Nice burn, by the way, calling me The Dark Princess. I may just have to schedule a session with a shrink due to the mental scarring I’m going to suffer as that insult of epic proportions seeps into my subconscious and slowly eats away at my sanity. My God man, how can you be so harsh!? Let me tell you something right now Sayn, ever since I hooked up with my friend and tag partner Cadryn, all either one of us have heard is gay joke after gay joke. Maybe that’s what you’re trying to get at, maybe not, but here are the facts.
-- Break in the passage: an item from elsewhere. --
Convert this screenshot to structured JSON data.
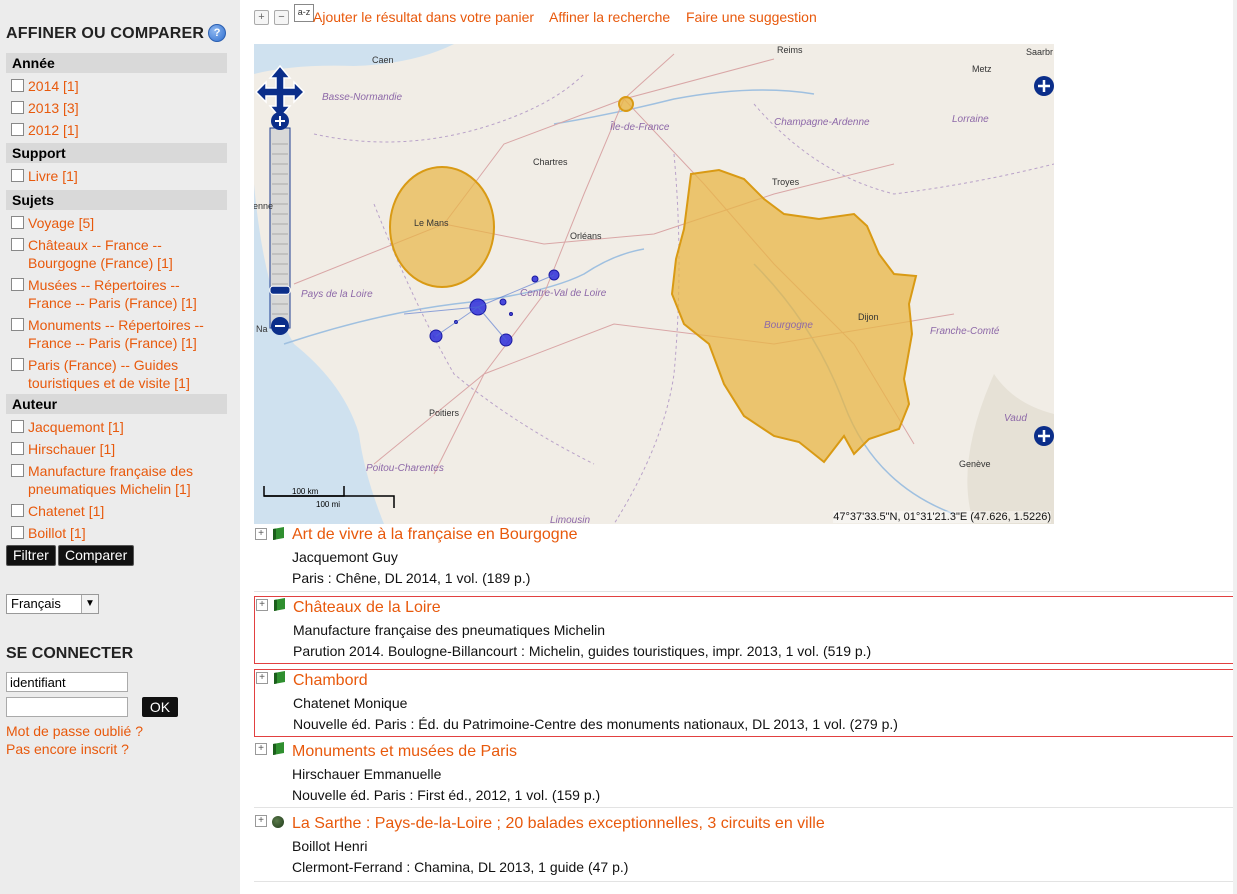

Gay or not, who cares? It doesn’t change the fact that either of us possesses the ability to slap your goofy ass around the ring from the first bell to the last. Also, if I’m a princess, then I’m a fucking Warrior Princess, and just like Xena I’ll kick the shit out of 20 of you and still have time to make out with the uber cute Gabrielle. Before you make the joke about Cadryn being my Gabrielle, again WHO CARES!?

My shot at Chris Chaos goes through Sayn and Main, that’s what you said right? Well boys, get ready because I’m about to send my little engine that could into overdrive and smash right through your brick wall of bullshit on my way to Lethal Lottery round 3!